(BRUSSELS) – The European Commission published Wednesday the scientific criteria needed to identify and reduce exposure to hormone-disrupting chemicals, seen by the WHO as a global threat to public health.
Endocrine disruptors are chemicals that, at certain doses, can interfere with the endocrine (or hormone) system in mammals. These disruptions can cause cancerous tumors, birth defects, and other developmental disorders. Any system in the body controlled by hormones can be derailed by hormone disruptors.
Endocrine disrupting chemicals (EDCs) have been identified in thousands of products such as disinfectants, pesticides and toiletries.
The European Parliament has repeatedly condemned the Commission for failing to publish the criteria – due by end 2013 – while the European Court of Justice ruled in December 2015, that the EU executive had breached EU law by failing to publish them.
The delay has been put down to lobbying from the chemical industry, as well as objections from the United States negotiating team in the TTIP trade talks. Sweden threatened to sue the Commission in 2014.
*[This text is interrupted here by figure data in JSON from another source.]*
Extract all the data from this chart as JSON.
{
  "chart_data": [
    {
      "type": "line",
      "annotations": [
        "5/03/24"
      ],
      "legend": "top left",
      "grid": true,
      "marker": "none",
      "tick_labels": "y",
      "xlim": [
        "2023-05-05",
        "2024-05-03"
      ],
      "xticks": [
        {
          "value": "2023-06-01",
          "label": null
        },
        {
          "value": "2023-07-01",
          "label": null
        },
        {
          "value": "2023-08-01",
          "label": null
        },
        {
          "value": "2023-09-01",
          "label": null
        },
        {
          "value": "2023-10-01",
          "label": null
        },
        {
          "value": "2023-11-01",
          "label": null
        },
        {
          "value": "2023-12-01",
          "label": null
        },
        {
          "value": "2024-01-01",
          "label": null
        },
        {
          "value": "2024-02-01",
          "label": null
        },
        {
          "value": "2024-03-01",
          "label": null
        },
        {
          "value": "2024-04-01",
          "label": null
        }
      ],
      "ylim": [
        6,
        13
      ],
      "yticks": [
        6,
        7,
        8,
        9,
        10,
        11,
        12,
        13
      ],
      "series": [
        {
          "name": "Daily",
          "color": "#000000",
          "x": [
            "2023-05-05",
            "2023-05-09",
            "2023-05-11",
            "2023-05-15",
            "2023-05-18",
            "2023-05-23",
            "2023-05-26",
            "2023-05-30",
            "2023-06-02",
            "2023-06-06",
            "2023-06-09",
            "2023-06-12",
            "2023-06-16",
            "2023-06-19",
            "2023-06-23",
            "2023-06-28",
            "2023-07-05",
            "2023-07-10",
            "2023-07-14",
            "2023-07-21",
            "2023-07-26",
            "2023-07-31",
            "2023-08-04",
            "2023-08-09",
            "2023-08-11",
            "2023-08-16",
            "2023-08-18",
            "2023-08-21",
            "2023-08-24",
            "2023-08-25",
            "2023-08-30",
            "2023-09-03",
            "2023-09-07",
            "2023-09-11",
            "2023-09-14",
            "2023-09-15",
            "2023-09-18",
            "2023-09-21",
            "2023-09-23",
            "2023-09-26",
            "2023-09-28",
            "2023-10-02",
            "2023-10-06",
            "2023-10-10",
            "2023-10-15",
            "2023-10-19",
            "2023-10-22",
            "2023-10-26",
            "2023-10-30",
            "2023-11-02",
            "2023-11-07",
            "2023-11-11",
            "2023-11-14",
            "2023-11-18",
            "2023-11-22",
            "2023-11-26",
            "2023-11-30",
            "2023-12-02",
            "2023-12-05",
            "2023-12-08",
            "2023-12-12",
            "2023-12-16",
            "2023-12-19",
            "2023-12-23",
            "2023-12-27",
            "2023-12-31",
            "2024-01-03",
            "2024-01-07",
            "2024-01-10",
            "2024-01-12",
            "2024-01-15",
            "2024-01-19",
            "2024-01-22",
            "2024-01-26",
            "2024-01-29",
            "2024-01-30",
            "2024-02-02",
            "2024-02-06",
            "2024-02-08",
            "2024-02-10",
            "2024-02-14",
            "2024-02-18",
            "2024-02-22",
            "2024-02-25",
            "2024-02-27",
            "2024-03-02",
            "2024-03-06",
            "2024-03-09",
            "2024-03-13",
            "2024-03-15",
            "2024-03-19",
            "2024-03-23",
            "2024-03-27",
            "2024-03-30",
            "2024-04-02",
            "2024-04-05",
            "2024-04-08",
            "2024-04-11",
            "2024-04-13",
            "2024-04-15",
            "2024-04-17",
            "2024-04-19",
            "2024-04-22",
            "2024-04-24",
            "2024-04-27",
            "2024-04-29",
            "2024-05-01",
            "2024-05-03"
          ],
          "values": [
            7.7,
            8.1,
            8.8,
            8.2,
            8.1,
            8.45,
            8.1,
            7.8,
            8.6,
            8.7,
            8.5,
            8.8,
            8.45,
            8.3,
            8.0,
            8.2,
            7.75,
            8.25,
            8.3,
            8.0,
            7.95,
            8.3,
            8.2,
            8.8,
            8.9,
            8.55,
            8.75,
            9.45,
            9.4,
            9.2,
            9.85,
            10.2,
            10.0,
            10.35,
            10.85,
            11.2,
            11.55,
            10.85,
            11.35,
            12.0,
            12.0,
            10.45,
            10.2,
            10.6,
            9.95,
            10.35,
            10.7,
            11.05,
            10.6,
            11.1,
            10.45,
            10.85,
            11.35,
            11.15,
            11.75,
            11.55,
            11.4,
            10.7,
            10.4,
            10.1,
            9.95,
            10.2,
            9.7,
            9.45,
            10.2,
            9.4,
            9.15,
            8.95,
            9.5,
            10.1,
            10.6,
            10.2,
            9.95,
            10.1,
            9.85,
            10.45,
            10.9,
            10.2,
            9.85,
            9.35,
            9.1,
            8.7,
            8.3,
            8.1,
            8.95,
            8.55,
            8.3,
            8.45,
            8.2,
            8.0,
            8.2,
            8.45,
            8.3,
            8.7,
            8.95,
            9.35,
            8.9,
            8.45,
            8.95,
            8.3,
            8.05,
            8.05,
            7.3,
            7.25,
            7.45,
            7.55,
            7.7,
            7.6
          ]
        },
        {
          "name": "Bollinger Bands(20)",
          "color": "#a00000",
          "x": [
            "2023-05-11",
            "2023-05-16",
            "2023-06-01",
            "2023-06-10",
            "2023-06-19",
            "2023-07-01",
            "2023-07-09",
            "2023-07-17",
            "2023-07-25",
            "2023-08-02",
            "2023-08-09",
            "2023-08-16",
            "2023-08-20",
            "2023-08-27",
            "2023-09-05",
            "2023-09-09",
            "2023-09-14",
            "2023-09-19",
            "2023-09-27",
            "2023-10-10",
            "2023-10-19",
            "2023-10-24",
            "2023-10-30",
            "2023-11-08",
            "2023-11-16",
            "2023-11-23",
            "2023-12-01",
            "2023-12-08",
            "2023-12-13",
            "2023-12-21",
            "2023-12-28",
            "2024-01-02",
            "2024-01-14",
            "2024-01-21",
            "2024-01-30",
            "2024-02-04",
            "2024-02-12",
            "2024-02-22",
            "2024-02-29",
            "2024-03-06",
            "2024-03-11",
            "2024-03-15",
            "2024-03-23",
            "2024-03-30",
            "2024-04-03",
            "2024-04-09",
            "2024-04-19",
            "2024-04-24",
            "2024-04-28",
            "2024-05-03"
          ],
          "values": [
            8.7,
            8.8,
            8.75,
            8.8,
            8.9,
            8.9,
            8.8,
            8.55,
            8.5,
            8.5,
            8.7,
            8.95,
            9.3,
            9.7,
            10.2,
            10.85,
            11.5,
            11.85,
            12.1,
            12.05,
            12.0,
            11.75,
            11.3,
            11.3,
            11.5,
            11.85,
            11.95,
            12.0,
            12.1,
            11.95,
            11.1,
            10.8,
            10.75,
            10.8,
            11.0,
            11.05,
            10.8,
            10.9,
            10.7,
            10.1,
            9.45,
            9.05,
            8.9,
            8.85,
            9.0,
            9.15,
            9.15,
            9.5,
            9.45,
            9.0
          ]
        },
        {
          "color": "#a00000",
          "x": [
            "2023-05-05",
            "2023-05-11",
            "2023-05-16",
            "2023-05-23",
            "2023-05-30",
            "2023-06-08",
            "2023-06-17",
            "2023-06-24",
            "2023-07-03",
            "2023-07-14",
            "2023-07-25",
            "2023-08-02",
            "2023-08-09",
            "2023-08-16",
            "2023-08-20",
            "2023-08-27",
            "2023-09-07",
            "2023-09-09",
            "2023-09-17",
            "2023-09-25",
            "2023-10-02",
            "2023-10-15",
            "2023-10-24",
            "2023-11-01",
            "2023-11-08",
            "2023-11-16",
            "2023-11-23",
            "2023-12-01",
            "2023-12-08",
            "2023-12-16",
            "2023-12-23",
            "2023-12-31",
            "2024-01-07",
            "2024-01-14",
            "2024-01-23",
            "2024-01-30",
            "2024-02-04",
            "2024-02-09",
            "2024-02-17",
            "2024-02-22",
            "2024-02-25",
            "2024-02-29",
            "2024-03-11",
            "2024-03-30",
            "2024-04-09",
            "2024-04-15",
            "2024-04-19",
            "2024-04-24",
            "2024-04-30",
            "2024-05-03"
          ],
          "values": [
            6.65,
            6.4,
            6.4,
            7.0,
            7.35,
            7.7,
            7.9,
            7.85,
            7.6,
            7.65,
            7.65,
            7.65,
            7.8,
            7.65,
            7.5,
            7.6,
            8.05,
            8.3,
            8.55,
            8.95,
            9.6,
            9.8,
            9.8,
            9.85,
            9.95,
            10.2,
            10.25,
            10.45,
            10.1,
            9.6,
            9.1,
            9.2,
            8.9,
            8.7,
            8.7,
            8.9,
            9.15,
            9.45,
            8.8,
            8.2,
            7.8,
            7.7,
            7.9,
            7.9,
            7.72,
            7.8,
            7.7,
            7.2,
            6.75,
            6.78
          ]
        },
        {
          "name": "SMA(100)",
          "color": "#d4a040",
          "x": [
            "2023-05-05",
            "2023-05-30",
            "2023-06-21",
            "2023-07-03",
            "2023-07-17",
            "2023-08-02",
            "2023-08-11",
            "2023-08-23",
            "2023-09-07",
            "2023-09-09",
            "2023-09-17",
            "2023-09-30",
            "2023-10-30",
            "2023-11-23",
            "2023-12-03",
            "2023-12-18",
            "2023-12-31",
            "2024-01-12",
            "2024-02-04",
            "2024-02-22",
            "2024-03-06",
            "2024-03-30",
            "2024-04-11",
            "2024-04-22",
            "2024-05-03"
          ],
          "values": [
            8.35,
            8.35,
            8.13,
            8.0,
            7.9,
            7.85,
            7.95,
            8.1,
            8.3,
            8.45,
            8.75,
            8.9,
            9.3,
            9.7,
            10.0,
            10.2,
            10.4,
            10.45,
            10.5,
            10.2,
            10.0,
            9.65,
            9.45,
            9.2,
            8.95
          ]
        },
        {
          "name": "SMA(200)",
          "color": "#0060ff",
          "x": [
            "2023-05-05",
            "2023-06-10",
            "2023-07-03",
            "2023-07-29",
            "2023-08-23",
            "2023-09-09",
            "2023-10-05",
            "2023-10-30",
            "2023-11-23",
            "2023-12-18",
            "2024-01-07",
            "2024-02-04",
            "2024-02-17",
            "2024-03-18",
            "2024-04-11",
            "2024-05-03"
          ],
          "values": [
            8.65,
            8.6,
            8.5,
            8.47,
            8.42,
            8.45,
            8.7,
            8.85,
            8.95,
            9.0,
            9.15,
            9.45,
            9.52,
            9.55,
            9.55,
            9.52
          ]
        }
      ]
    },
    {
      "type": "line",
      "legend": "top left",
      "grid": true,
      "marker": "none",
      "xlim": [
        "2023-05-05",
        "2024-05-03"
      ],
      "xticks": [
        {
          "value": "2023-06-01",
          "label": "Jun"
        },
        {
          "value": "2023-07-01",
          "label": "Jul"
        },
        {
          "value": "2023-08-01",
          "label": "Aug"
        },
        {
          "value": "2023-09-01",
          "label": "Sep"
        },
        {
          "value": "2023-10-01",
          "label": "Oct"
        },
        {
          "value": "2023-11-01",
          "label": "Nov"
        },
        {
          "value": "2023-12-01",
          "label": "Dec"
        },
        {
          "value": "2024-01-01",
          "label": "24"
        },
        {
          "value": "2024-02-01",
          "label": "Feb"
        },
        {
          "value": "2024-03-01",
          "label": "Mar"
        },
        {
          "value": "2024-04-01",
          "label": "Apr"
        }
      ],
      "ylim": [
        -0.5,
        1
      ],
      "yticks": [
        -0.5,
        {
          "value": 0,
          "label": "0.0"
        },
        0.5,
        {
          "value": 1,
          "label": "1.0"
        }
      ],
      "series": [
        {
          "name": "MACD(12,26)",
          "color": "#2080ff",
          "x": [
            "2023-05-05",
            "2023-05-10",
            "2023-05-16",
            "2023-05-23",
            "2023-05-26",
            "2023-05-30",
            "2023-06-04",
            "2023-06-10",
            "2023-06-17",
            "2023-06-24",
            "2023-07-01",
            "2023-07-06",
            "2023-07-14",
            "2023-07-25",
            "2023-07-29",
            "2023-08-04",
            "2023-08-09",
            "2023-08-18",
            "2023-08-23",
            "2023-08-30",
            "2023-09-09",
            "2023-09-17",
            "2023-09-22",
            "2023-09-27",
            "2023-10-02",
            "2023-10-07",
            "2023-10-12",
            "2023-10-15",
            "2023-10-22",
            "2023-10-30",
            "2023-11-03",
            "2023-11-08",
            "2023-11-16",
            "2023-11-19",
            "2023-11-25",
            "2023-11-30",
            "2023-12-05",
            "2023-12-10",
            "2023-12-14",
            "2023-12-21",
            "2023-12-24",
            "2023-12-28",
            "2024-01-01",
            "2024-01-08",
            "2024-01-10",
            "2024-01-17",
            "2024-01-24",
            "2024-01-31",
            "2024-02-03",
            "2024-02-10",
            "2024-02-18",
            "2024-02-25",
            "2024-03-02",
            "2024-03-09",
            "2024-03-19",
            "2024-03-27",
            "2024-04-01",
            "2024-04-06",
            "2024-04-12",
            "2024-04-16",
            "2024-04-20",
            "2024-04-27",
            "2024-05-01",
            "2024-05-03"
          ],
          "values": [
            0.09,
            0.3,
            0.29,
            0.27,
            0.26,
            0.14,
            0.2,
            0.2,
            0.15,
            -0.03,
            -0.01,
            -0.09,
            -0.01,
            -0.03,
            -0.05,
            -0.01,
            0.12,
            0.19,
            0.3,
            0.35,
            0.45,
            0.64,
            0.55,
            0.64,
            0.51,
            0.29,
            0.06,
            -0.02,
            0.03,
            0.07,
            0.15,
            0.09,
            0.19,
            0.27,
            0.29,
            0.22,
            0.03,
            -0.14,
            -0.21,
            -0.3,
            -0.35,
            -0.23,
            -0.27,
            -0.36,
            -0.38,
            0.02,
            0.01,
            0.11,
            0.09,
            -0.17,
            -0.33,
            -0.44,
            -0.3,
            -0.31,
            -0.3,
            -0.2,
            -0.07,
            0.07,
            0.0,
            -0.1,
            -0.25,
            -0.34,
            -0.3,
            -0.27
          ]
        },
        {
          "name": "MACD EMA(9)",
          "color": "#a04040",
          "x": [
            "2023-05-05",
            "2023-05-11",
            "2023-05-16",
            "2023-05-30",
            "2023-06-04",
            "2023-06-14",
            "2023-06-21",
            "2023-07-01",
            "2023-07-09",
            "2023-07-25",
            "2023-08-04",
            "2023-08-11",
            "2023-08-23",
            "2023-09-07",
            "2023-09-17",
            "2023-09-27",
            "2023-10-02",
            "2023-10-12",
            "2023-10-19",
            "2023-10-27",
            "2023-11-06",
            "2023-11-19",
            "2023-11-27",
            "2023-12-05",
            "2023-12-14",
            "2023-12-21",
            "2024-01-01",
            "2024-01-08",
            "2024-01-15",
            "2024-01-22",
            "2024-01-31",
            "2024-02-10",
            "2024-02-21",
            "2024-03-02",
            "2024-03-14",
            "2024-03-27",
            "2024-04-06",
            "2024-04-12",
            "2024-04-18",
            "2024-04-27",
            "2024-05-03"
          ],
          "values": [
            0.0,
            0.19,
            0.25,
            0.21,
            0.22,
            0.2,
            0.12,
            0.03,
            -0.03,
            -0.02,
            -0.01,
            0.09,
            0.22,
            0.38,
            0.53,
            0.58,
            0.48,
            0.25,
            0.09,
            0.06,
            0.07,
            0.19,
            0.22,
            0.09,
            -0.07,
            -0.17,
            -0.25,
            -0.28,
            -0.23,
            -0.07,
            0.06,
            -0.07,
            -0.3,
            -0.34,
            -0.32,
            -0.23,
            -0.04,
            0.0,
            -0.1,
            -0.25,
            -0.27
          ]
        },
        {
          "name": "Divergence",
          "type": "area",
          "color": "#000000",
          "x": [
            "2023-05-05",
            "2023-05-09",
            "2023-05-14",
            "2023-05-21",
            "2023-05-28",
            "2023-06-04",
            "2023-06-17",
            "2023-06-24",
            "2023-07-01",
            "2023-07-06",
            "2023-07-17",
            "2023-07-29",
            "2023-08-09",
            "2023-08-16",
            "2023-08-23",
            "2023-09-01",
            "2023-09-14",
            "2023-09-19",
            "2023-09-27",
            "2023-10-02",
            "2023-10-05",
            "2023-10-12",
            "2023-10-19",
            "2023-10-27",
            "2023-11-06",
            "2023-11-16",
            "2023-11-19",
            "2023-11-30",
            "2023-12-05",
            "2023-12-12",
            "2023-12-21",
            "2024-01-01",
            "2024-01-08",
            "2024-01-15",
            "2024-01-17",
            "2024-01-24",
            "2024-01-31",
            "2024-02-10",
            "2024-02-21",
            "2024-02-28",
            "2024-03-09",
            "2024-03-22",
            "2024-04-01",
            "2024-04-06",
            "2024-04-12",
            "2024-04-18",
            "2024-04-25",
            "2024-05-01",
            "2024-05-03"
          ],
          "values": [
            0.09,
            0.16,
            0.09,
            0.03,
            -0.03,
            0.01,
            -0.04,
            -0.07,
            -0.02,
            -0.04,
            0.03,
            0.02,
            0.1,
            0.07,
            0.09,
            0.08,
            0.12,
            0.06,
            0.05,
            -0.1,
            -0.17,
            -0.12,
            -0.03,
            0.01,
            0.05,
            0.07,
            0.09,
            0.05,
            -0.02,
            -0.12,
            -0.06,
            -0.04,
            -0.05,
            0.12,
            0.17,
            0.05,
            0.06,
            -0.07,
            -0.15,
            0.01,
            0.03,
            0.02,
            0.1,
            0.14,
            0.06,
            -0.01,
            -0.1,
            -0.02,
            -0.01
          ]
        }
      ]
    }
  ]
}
The UNEP/WHO report called endocrine disruptors a “global threat”, referring inter alia to the upward trends in many endocrine-related disorders in humans and wildlife populations. There is evidence of adverse reproductive outcomes (infertility, cancers, malformations) from exposure to the substances, which could also affect thyroid function, brain function, obesity, metabolism, insulin and glucose homeostasis, it says.
The Commission package includes:
- A Communication providing an overview of the scientific and regulatory context;
- an Impact Assessment Report which presents the state of science regarding different criteria to identify endocrine disruptors, and provides information on possible consequences;
- and two draft legal acts one under the Biocidal Products legislation, the other under the Plant Protection Products legislation which set the criteria to identify endocrine disruptors.
Health and Food Safety Commissioner Vytenis Andriukaitis said “The scientific criteria that the Commission is presenting today guarantee that the high level of protection of human health and of the environment set in our legislation on plant protection and biocidal products is maintained. The plant protection products and biocides’ legislation are among the strictest in the world because of their prior approval system, their extensive data requirements, and their hazard approach for decision making. The Commission reinforces today its commitment to protect health of people in European Union.”
The scientific criteria endorsed by the Commission today are based on the World Health Organisation’s (WHO) definition of an endocrine disruptor, for which there is a wide consensus.
The WHO defines a substance as an endocrine disruptor if:
– it has an adverse effect on human health;
– it has an endocrine mode of action;
– and if there is a causal link between the adverse effect and the mode of action.
The criteria endorsed today also specify how the identification of an endocrine disruptor should be carried out:
– by making use of all relevant scientific evidence;
– using a weight of an evidence-based approach;
– and applying a robust systematic review.
The Commission Communication accompanying the two acts provides an overview of the scientific and regulatory context around endocrine disruptors. It sets out a number of actions where the Commission says it will increase its efforts to minimise exposure to endocrine disruptors, in the short-term (research and international cooperation), mid-term (test methods) and long-term (regulatory).
The Commission is also asking the European Food Safety Authority and the European Chemicals Agency to begin looking at whether approved individual substances that show indications of being endocrine disruptors can be identified as endocrine disruptors according to the criteria in the draft texts.
The two draft legal acts containing the criteria still need to be formally adopted by the Commission, with votes from the EU Member States, and discussion in a group of experts.
The Commission is also proposing to adjust the ground for possible derogations under the plant protection products legislation in order to take into account the latest scientific knowledge.